If Ryan Giggs had been in hiding, he would have missed the launch of a Saturday edition of the i newspaper (he probably missed it anyway, residing most of the time in the Greater Manchester area). Evidently, the rationale for publishing on a weekend seems to be two-fold. Firstly a hypothesis that the Monday to Friday editions of i encourages sampling of and/or trading up to the Saturday Independent. Secondly, that reader research delivered a killer insight that i readers would welcome the chance to buy a Saturday edition to fit with their reading habits on a busy day.
Right, let’s question both of these related variables. As mooted in last month’s column, there are so many variables linked to the sale of a newspaper – availability, price, promotion, merchandising, the weather etc – that unless there is a major news event or a heavily-promoted free DVD, all these work together or against each other, making it more or less impossible to isolate the redeeming factor.

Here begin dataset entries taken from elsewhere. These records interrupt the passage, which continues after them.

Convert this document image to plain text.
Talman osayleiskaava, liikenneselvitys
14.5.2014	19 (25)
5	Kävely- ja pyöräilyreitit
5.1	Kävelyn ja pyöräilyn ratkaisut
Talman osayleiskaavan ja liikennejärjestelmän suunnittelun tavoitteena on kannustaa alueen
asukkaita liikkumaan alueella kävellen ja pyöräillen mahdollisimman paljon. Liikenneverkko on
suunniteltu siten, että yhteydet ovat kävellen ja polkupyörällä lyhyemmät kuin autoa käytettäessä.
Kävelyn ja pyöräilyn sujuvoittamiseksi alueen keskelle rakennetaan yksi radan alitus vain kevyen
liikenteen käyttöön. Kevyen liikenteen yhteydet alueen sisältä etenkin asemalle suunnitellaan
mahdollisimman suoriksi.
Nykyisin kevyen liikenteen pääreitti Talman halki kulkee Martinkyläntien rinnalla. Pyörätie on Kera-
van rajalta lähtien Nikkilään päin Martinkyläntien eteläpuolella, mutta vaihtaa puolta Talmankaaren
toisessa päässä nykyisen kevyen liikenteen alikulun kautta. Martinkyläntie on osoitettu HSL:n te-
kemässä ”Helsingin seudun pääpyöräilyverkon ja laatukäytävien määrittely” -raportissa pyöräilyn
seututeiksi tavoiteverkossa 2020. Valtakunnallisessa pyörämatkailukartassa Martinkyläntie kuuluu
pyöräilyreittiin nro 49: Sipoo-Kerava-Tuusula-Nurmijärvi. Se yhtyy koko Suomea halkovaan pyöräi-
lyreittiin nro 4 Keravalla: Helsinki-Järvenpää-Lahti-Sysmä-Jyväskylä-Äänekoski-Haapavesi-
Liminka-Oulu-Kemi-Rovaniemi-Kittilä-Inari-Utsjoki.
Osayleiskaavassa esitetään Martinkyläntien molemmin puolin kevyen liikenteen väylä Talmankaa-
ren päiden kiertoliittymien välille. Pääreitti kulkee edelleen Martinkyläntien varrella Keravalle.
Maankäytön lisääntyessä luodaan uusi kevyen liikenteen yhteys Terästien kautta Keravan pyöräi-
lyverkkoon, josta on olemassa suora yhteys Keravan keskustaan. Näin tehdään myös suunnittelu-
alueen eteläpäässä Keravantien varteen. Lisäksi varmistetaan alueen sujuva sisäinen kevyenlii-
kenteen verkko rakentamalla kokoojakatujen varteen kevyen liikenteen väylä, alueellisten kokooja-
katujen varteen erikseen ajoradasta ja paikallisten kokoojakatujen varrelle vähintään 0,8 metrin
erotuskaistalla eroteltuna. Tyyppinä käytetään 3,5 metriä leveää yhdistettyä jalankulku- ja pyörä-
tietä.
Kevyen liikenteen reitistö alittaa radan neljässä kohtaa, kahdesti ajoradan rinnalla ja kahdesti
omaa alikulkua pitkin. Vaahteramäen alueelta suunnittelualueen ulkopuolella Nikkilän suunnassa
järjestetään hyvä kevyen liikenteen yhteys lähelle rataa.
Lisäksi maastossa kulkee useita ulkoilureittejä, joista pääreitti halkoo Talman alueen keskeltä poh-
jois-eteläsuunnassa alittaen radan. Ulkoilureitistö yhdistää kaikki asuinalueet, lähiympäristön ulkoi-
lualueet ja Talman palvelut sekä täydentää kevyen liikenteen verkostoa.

Moreover, asking readers what they would expect to do in the future presented with a new opportunity is fraught with innuendo. Seasoned anoraks will tell you that your answer is driven, to a large extent, by how you ask the question.

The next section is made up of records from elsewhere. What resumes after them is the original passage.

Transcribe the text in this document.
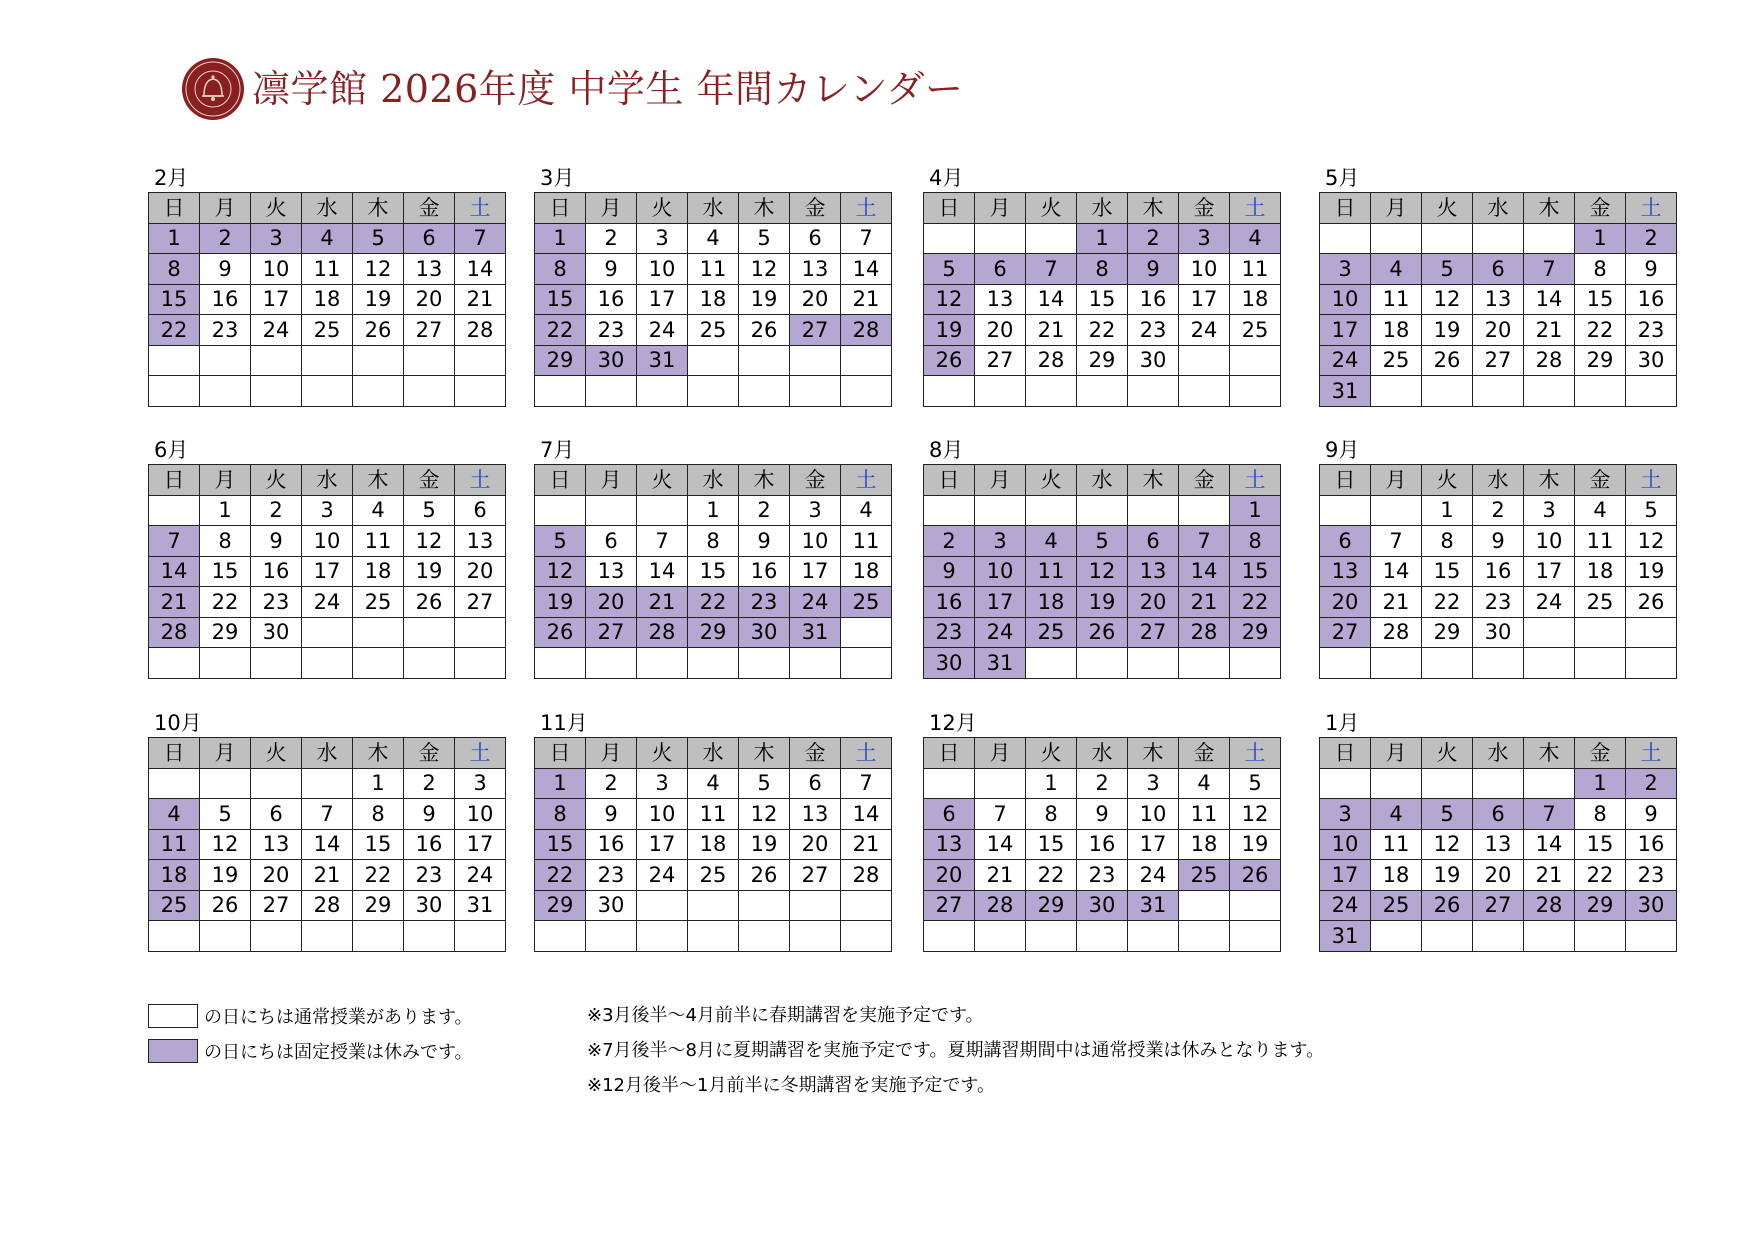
凛学館 2026年度 中学生 年間カレンダー
2月
日	月	火	水	木	金	土
1	2	3	4	5	6	7
8	9	10	11	12	13	14
15	16	17	18	19	20	21
22	23	24	25	26	27	28

3月
日	月	火	水	木	金	土
1	2	3	4	5	6	7
8	9	10	11	12	13	14
15	16	17	18	19	20	21
22	23	24	25	26	27	28
29	30	31				

4月
日	月	火	水	木	金	土
			1	2	3	4
5	6	7	8	9	10	11
12	13	14	15	16	17	18
19	20	21	22	23	24	25
26	27	28	29	30		

5月
日	月	火	水	木	金	土
					1	2
3	4	5	6	7	8	9
10	11	12	13	14	15	16
17	18	19	20	21	22	23
24	25	26	27	28	29	30
31						
6月
日	月	火	水	木	金	土
	1	2	3	4	5	6
7	8	9	10	11	12	13
14	15	16	17	18	19	20
21	22	23	24	25	26	27
28	29	30				

7月
日	月	火	水	木	金	土
			1	2	3	4
5	6	7	8	9	10	11
12	13	14	15	16	17	18
19	20	21	22	23	24	25
26	27	28	29	30	31	

8月
日	月	火	水	木	金	土
						1
2	3	4	5	6	7	8
9	10	11	12	13	14	15
16	17	18	19	20	21	22
23	24	25	26	27	28	29
30	31					
9月
日	月	火	水	木	金	土
		1	2	3	4	5
6	7	8	9	10	11	12
13	14	15	16	17	18	19
20	21	22	23	24	25	26
27	28	29	30			

10月
日	月	火	水	木	金	土
				1	2	3
4	5	6	7	8	9	10
11	12	13	14	15	16	17
18	19	20	21	22	23	24
25	26	27	28	29	30	31

11月
日	月	火	水	木	金	土
1	2	3	4	5	6	7
8	9	10	11	12	13	14
15	16	17	18	19	20	21
22	23	24	25	26	27	28
29	30					

12月
日	月	火	水	木	金	土
		1	2	3	4	5
6	7	8	9	10	11	12
13	14	15	16	17	18	19
20	21	22	23	24	25	26
27	28	29	30	31		

1月
日	月	火	水	木	金	土
					1	2
3	4	5	6	7	8	9
10	11	12	13	14	15	16
17	18	19	20	21	22	23
24	25	26	27	28	29	30
31						
の日にちは通常授業があります。
の日にちは固定授業は休みです。
※3月後半～4月前半に春期講習を実施予定です。
※7月後半～8月に夏期講習を実施予定です。夏期講習期間中は通常授業は休みとなります。
※12月後半～1月前半に冬期講習を実施予定です。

Therefore, let’s assume that respondents were asked a complex array of conjoint hypotheses that included options about other choices. Not just in readership but other expectations of the use of time and attention, price points and the time of day of likely purchase. They might then have a reasonable chance of forecasting the likely popularity of a Saturday edition.
However, I would be surprised if this did take place. The fact that the whole concept of i was about time-poor working consumers wanting slightly more editorial gravitas than Metro seems an oxymoron when conjoined with the word Saturday.
A more likely scenario is that there was spare print capacity and editorial staff available on a Friday night, already used to subbing for two papers – basically abridged news stories whilst maintaining some of the feature material.
But then maybe I’m missing something and the affluent like a bargain (30p) on a Saturday rather than the longer, fatter and more expensive option – as demonstrated in the retail world by the rise of Poundland in Windsor (read Dominic Lawson in i – and obviously The Independent – on 24 May).
Anyway, May’s ABC results will not yet give us a clue to the success or not of the Saturday edition of i. Newspaper sales are not as transparent as the TV overnights, where you can see how well or not (depending on expectations) The Only Way is Essex is performing (at least in terms of linear broadcast). Talking of Essex, Chris Huhne’s alleged deed of asking his wife to admit to take the rap and points for a speeding offence that happened in the county would never have happened in France… anyone in power would have just asked their mistress. Liberté, égalité, infidélité.